In a study performed at Birmingham (UK) University, it was shown that average fat oxidation rates were 17% higher after ingestion of Green Tea Extract than after ingestion of a placebo. Similarly the contribution of fat oxidation to total energy expenditure was also significantly higher by a similar percentage following ingestion of Green Tea Extract. This implies that ingestion of Green Tea Extract can not only increase fat oxidation during moderately intensive exercise but also improve insulin sensitivity and glucose tolerance in healthy young men.
Generally, 2.5 grams of tea per 170 ml of water, or about one teaspoon of green tea per cup, should be used. With very high quality teas like gyokuro, more than this amount of leaf is used, and the leaf is steeped multiple times for short durations.
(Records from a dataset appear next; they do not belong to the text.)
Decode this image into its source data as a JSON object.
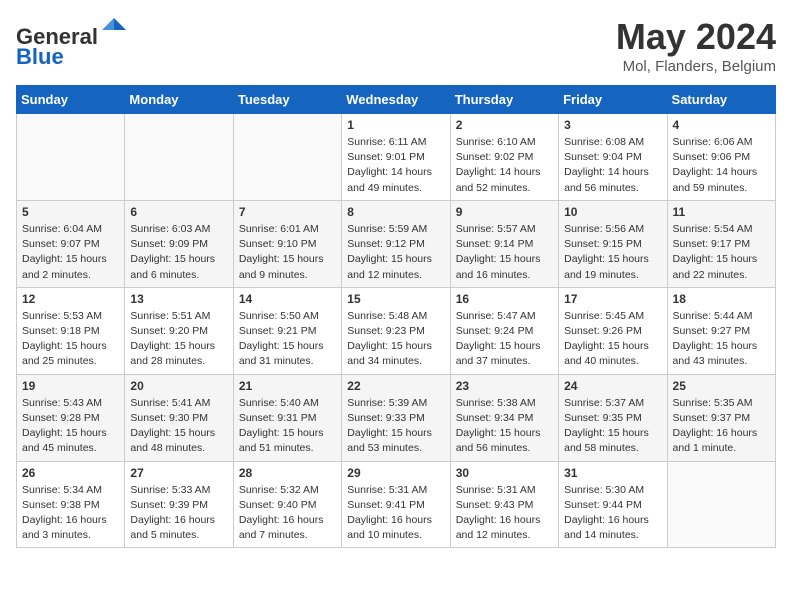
{
  "header": {
    "logo_general": "General",
    "logo_blue": "Blue",
    "month": "May 2024",
    "location": "Mol, Flanders, Belgium"
  },
  "weekdays": [
    "Sunday",
    "Monday",
    "Tuesday",
    "Wednesday",
    "Thursday",
    "Friday",
    "Saturday"
  ],
  "weeks": [
    [
      {
        "day": "",
        "content": ""
      },
      {
        "day": "",
        "content": ""
      },
      {
        "day": "",
        "content": ""
      },
      {
        "day": "1",
        "content": "Sunrise: 6:11 AM\nSunset: 9:01 PM\nDaylight: 14 hours\nand 49 minutes."
      },
      {
        "day": "2",
        "content": "Sunrise: 6:10 AM\nSunset: 9:02 PM\nDaylight: 14 hours\nand 52 minutes."
      },
      {
        "day": "3",
        "content": "Sunrise: 6:08 AM\nSunset: 9:04 PM\nDaylight: 14 hours\nand 56 minutes."
      },
      {
        "day": "4",
        "content": "Sunrise: 6:06 AM\nSunset: 9:06 PM\nDaylight: 14 hours\nand 59 minutes."
      }
    ],
    [
      {
        "day": "5",
        "content": "Sunrise: 6:04 AM\nSunset: 9:07 PM\nDaylight: 15 hours\nand 2 minutes."
      },
      {
        "day": "6",
        "content": "Sunrise: 6:03 AM\nSunset: 9:09 PM\nDaylight: 15 hours\nand 6 minutes."
      },
      {
        "day": "7",
        "content": "Sunrise: 6:01 AM\nSunset: 9:10 PM\nDaylight: 15 hours\nand 9 minutes."
      },
      {
        "day": "8",
        "content": "Sunrise: 5:59 AM\nSunset: 9:12 PM\nDaylight: 15 hours\nand 12 minutes."
      },
      {
        "day": "9",
        "content": "Sunrise: 5:57 AM\nSunset: 9:14 PM\nDaylight: 15 hours\nand 16 minutes."
      },
      {
        "day": "10",
        "content": "Sunrise: 5:56 AM\nSunset: 9:15 PM\nDaylight: 15 hours\nand 19 minutes."
      },
      {
        "day": "11",
        "content": "Sunrise: 5:54 AM\nSunset: 9:17 PM\nDaylight: 15 hours\nand 22 minutes."
      }
    ],
    [
      {
        "day": "12",
        "content": "Sunrise: 5:53 AM\nSunset: 9:18 PM\nDaylight: 15 hours\nand 25 minutes."
      },
      {
        "day": "13",
        "content": "Sunrise: 5:51 AM\nSunset: 9:20 PM\nDaylight: 15 hours\nand 28 minutes."
      },
      {
        "day": "14",
        "content": "Sunrise: 5:50 AM\nSunset: 9:21 PM\nDaylight: 15 hours\nand 31 minutes."
      },
      {
        "day": "15",
        "content": "Sunrise: 5:48 AM\nSunset: 9:23 PM\nDaylight: 15 hours\nand 34 minutes."
      },
      {
        "day": "16",
        "content": "Sunrise: 5:47 AM\nSunset: 9:24 PM\nDaylight: 15 hours\nand 37 minutes."
      },
      {
        "day": "17",
        "content": "Sunrise: 5:45 AM\nSunset: 9:26 PM\nDaylight: 15 hours\nand 40 minutes."
      },
      {
        "day": "18",
        "content": "Sunrise: 5:44 AM\nSunset: 9:27 PM\nDaylight: 15 hours\nand 43 minutes."
      }
    ],
    [
      {
        "day": "19",
        "content": "Sunrise: 5:43 AM\nSunset: 9:28 PM\nDaylight: 15 hours\nand 45 minutes."
      },
      {
        "day": "20",
        "content": "Sunrise: 5:41 AM\nSunset: 9:30 PM\nDaylight: 15 hours\nand 48 minutes."
      },
      {
        "day": "21",
        "content": "Sunrise: 5:40 AM\nSunset: 9:31 PM\nDaylight: 15 hours\nand 51 minutes."
      },
      {
        "day": "22",
        "content": "Sunrise: 5:39 AM\nSunset: 9:33 PM\nDaylight: 15 hours\nand 53 minutes."
      },
      {
        "day": "23",
        "content": "Sunrise: 5:38 AM\nSunset: 9:34 PM\nDaylight: 15 hours\nand 56 minutes."
      },
      {
        "day": "24",
        "content": "Sunrise: 5:37 AM\nSunset: 9:35 PM\nDaylight: 15 hours\nand 58 minutes."
      },
      {
        "day": "25",
        "content": "Sunrise: 5:35 AM\nSunset: 9:37 PM\nDaylight: 16 hours\nand 1 minute."
      }
    ],
    [
      {
        "day": "26",
        "content": "Sunrise: 5:34 AM\nSunset: 9:38 PM\nDaylight: 16 hours\nand 3 minutes."
      },
      {
        "day": "27",
        "content": "Sunrise: 5:33 AM\nSunset: 9:39 PM\nDaylight: 16 hours\nand 5 minutes."
      },
      {
        "day": "28",
        "content": "Sunrise: 5:32 AM\nSunset: 9:40 PM\nDaylight: 16 hours\nand 7 minutes."
      },
      {
        "day": "29",
        "content": "Sunrise: 5:31 AM\nSunset: 9:41 PM\nDaylight: 16 hours\nand 10 minutes."
      },
      {
        "day": "30",
        "content": "Sunrise: 5:31 AM\nSunset: 9:43 PM\nDaylight: 16 hours\nand 12 minutes."
      },
      {
        "day": "31",
        "content": "Sunrise: 5:30 AM\nSunset: 9:44 PM\nDaylight: 16 hours\nand 14 minutes."
      },
      {
        "day": "",
        "content": ""
      }
    ]
  ]
}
Green tea brewing time and temperature varies with individual teas. The hottest brewing temperatures are 80°C to 90°C water and the longest steeping times 2 to 3 minutes. The coolest brewing temperatures are 60°C to 70°C and the shortest times about 30 seconds. In general, lower quality green teas are steeped hotter and longer, while higher quality teas are steeped cooler and shorter. Steeping green tea too hot or too long will result in a bitter, astringent brew from low quality leaves. High quality green teas can be and usually are steeped multiple times; 2 or 3 steepings is typical. The brewing technique also plays a very important role in preventing the tea developing an overcooked taste. Preferably, the vessel in which the tea is steeped should also be warmed beforehand so that the tea does not immediately cool down.